Wednesday, May 27, 2015

Queen Mary 2 Leaving Southampton

Small things can bring perspective to living. 

As I stand on my balcony on Deck 5, I know I am less than halfway up the ship's deck levels, nonetheless, I am looking down on a host of seagulls feeding on whatever has been churned up by the side thrusters pivoting this vessel 90 degrees in her own length. 

Looking down on birds gives me pause. I have never experienced bird flight from above them. Wow! I don't care that gulls are scavengers and are not noble birds. As they feather their wings to catch the updrafts enhanced by ship movement, they are objects of grace and delicacy. 

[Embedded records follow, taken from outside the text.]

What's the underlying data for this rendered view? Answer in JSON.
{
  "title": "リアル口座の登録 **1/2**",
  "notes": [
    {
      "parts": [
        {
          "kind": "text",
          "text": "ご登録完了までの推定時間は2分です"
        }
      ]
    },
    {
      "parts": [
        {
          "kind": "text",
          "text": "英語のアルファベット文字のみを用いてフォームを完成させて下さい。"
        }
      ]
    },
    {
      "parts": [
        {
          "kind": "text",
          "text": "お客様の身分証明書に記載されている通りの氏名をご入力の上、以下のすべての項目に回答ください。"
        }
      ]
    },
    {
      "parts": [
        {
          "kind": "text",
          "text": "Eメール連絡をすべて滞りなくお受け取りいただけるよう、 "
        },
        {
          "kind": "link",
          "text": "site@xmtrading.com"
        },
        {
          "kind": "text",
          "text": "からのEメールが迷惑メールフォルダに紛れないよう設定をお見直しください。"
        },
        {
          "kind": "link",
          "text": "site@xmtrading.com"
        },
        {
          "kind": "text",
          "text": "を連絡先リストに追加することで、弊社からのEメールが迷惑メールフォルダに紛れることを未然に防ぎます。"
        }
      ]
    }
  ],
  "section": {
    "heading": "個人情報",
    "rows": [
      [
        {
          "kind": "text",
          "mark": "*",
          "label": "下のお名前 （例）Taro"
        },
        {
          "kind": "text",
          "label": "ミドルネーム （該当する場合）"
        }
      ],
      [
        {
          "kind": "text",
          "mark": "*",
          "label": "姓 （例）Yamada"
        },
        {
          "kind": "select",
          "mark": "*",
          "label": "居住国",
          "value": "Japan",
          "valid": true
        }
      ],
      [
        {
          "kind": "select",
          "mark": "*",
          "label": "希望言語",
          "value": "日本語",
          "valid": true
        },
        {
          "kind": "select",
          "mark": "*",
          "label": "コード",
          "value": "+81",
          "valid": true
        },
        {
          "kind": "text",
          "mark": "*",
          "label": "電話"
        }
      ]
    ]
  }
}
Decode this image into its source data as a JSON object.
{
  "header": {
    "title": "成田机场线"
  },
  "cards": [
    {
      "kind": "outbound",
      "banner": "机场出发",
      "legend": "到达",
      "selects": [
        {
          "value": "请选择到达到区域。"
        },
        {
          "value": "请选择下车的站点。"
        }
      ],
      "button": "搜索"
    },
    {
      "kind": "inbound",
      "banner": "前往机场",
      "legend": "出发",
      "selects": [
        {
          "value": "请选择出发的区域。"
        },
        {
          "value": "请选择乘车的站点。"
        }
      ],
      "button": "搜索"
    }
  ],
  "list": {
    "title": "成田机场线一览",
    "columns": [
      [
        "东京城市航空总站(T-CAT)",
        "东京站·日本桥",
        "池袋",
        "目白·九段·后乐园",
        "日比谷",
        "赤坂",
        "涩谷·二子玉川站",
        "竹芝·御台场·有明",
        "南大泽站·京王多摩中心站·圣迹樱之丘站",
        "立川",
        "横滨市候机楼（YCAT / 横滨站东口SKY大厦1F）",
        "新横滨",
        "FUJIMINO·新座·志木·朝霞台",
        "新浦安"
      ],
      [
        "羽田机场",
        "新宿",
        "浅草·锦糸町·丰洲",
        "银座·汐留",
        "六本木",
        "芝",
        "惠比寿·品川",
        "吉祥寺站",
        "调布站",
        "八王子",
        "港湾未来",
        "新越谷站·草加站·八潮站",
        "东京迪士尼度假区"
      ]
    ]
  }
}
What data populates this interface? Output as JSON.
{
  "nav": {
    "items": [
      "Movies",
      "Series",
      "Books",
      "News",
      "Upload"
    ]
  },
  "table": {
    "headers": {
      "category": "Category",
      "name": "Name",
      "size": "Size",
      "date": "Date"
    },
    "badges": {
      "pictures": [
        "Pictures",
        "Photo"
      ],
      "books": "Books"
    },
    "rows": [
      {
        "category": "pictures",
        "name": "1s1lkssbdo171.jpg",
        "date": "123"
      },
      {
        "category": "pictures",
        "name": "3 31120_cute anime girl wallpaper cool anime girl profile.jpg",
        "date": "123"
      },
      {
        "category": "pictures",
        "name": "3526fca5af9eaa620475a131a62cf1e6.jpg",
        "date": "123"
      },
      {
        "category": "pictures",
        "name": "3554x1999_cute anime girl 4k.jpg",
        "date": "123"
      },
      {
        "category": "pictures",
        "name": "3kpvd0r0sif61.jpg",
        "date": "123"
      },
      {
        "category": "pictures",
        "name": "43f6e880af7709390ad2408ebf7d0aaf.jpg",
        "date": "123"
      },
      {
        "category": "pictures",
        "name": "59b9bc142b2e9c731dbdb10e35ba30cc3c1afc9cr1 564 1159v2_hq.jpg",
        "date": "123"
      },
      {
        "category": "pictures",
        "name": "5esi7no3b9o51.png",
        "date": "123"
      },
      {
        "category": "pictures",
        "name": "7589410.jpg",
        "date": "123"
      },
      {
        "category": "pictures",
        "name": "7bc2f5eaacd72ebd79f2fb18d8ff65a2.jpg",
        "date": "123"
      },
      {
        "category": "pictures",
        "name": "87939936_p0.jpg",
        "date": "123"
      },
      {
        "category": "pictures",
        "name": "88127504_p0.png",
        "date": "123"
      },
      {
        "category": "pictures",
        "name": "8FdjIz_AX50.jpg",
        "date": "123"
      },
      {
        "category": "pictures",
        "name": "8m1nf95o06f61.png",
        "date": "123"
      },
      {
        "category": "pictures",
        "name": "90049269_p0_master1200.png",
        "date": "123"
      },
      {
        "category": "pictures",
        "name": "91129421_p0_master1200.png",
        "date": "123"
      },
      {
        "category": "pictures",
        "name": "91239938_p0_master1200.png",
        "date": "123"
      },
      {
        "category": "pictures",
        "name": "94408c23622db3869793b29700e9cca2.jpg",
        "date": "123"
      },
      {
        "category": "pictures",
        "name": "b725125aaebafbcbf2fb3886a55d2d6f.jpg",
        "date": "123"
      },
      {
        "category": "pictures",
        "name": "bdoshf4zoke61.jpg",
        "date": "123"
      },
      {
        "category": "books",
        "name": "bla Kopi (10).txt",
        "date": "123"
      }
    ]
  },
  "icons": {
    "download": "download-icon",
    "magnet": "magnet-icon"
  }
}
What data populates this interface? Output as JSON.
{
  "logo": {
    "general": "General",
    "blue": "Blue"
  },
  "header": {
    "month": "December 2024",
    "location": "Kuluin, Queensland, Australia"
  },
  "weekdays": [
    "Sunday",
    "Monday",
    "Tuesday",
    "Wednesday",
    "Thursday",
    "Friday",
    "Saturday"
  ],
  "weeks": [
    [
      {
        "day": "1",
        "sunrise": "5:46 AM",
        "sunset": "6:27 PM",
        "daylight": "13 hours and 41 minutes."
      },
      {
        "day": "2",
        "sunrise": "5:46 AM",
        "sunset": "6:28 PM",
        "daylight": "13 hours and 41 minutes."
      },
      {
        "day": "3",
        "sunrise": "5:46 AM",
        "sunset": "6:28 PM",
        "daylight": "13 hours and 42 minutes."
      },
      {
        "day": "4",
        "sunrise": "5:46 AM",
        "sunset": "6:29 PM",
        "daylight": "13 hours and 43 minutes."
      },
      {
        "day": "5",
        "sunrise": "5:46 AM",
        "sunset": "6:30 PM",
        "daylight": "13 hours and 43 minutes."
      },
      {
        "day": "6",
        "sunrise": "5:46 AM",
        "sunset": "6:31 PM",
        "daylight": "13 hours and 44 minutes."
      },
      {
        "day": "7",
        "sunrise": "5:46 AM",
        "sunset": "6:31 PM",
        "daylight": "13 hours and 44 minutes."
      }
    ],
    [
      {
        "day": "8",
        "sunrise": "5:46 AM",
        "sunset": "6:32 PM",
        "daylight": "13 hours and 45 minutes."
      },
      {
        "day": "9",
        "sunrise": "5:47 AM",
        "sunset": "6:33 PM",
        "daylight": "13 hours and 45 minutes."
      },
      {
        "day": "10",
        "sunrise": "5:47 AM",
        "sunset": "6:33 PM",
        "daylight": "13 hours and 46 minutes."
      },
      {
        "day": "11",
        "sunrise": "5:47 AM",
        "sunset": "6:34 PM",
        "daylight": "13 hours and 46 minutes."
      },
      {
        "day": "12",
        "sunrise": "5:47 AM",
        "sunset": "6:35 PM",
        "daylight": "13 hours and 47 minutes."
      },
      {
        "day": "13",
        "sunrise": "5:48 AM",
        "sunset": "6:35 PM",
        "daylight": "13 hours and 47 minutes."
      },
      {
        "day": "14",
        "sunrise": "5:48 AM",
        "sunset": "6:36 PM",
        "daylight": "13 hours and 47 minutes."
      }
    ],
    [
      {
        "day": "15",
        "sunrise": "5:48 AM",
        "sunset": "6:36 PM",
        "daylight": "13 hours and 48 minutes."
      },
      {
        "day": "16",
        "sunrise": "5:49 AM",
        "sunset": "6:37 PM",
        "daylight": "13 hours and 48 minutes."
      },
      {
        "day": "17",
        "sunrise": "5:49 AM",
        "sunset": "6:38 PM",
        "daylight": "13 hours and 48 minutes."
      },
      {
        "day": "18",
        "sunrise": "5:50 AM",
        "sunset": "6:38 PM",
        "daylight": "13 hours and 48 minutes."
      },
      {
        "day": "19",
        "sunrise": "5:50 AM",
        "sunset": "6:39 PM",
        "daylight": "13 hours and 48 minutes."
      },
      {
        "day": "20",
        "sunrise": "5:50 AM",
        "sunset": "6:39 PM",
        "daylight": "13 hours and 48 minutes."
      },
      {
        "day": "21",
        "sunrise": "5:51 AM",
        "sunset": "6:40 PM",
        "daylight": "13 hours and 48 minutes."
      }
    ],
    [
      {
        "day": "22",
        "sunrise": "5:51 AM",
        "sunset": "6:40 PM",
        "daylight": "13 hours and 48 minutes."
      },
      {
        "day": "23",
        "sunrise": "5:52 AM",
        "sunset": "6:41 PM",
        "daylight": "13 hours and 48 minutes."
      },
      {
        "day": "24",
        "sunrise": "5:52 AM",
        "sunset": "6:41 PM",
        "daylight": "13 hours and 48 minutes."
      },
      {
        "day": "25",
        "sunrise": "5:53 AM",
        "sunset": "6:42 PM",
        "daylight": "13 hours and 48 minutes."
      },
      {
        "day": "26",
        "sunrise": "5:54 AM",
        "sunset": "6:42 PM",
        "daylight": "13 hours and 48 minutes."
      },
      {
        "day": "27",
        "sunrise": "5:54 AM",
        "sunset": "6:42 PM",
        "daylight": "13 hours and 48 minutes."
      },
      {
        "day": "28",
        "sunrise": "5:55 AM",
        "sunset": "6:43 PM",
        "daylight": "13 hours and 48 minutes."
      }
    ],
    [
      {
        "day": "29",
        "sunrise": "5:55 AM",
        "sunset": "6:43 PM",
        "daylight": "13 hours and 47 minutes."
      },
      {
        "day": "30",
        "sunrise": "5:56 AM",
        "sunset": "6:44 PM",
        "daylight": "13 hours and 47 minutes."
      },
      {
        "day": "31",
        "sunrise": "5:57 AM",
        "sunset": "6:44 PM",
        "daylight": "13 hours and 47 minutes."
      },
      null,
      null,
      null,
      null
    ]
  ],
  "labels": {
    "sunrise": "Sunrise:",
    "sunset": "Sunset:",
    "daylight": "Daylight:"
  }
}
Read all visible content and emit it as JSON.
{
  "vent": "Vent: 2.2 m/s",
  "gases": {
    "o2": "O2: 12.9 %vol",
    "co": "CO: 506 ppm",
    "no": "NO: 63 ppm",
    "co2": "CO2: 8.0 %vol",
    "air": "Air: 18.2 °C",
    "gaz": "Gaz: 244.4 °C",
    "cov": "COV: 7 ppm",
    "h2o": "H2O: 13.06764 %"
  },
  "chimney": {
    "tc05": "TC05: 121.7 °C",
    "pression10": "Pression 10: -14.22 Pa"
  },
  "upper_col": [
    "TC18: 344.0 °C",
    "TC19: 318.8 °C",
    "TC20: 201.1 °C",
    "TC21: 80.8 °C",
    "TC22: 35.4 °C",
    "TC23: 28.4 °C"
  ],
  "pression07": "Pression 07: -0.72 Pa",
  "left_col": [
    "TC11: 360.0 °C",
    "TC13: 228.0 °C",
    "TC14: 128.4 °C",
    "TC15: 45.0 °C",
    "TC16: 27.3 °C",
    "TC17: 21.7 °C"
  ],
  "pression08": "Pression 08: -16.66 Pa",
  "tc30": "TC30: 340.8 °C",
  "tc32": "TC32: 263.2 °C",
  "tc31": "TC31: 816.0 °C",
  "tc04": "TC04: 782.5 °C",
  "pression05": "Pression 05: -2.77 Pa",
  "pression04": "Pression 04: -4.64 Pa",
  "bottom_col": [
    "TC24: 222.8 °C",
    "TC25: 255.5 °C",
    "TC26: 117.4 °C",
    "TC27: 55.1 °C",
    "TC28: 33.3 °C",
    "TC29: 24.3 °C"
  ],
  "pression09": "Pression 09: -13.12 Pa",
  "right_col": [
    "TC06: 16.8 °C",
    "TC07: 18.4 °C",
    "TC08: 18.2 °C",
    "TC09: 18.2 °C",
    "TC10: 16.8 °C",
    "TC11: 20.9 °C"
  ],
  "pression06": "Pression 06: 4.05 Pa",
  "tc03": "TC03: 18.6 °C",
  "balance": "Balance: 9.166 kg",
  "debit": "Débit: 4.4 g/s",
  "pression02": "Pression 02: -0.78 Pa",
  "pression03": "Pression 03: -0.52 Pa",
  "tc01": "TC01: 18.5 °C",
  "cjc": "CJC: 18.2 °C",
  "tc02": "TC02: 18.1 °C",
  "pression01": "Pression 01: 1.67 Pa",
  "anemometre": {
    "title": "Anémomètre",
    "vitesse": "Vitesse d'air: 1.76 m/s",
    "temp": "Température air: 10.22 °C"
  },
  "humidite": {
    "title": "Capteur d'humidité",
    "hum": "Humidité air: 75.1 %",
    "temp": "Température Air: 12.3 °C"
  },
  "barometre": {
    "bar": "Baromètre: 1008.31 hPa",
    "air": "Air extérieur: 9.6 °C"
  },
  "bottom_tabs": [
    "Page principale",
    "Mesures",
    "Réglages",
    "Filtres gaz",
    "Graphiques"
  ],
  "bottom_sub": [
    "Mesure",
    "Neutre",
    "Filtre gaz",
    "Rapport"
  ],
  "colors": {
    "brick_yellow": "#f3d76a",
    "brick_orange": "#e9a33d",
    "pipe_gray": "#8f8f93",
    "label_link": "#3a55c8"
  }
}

And, just when I am becoming accustomed to looking down at them. I am again jolted as one soars inches away, looking at me as I watch his brethren. (Good thing I had a tight grip on my camera!) 

As I watch these birds, I can't help but wonder what else I may have missed by living my life at eye-level. 

Today's lesson: some times you have to look down to look inward.


Wednesday, May 6, 2015

Coping

BLAST!!

I have been coping really, really well with Mom's passing: no crying jags, a few weepy bits as I began to transcribe her journals and stories,  moments of frustration when I began to call her. Mostly over the past months I have been sad/glad that she is in a place where she neither hurts nor suffers personal indignities. I have been grieving but not mourning and believing she would be pleased with this approach to the situation.

Then I saw a commercial for a Mother's Day bouquet. It hit me like the proverbial ton of bricks that this is the first year in my entire life that I have no mother to send a gift to on Sunday! DAMN!! It hurts!

This delayed reaction to personal loss is nothing new. Every time I have lost a relative or dear friend, I have appeared rational, calm, organized and unflustered until 5-6 months have passed. Then, WHAM! Some small thing ignites memories that overwhelm me for a while.  Five months after Daddy Fred died, I was walking down the stadium at a football game, smelled his pipe tobacco and fell apart before I got to the Ladies' Room!  Grieving for Baba came when I scented White Shoulders during a Christmas open house. I was poleaxed the day I found a Valentine card my Dad had sent me in college. Tim's mourning was prompted by the arrival of a pitcher of Budweiser at a sports bar. I realized Emmy was really gone when I finally had to throw away my too-cracked-to-use-anymore Bojangle's cutting board. EP's moment occurred the day I gave one of her angels to a friend whose troubles were overwhelming her.

The people I've loved and lost are still with me, part of me; they are significant to my ability to "put on my big girl panties" and go forward. To paraphrase George Wade from Two Weeks Notice, they are the people in my head advising, encouraging and consoling me . . . forever.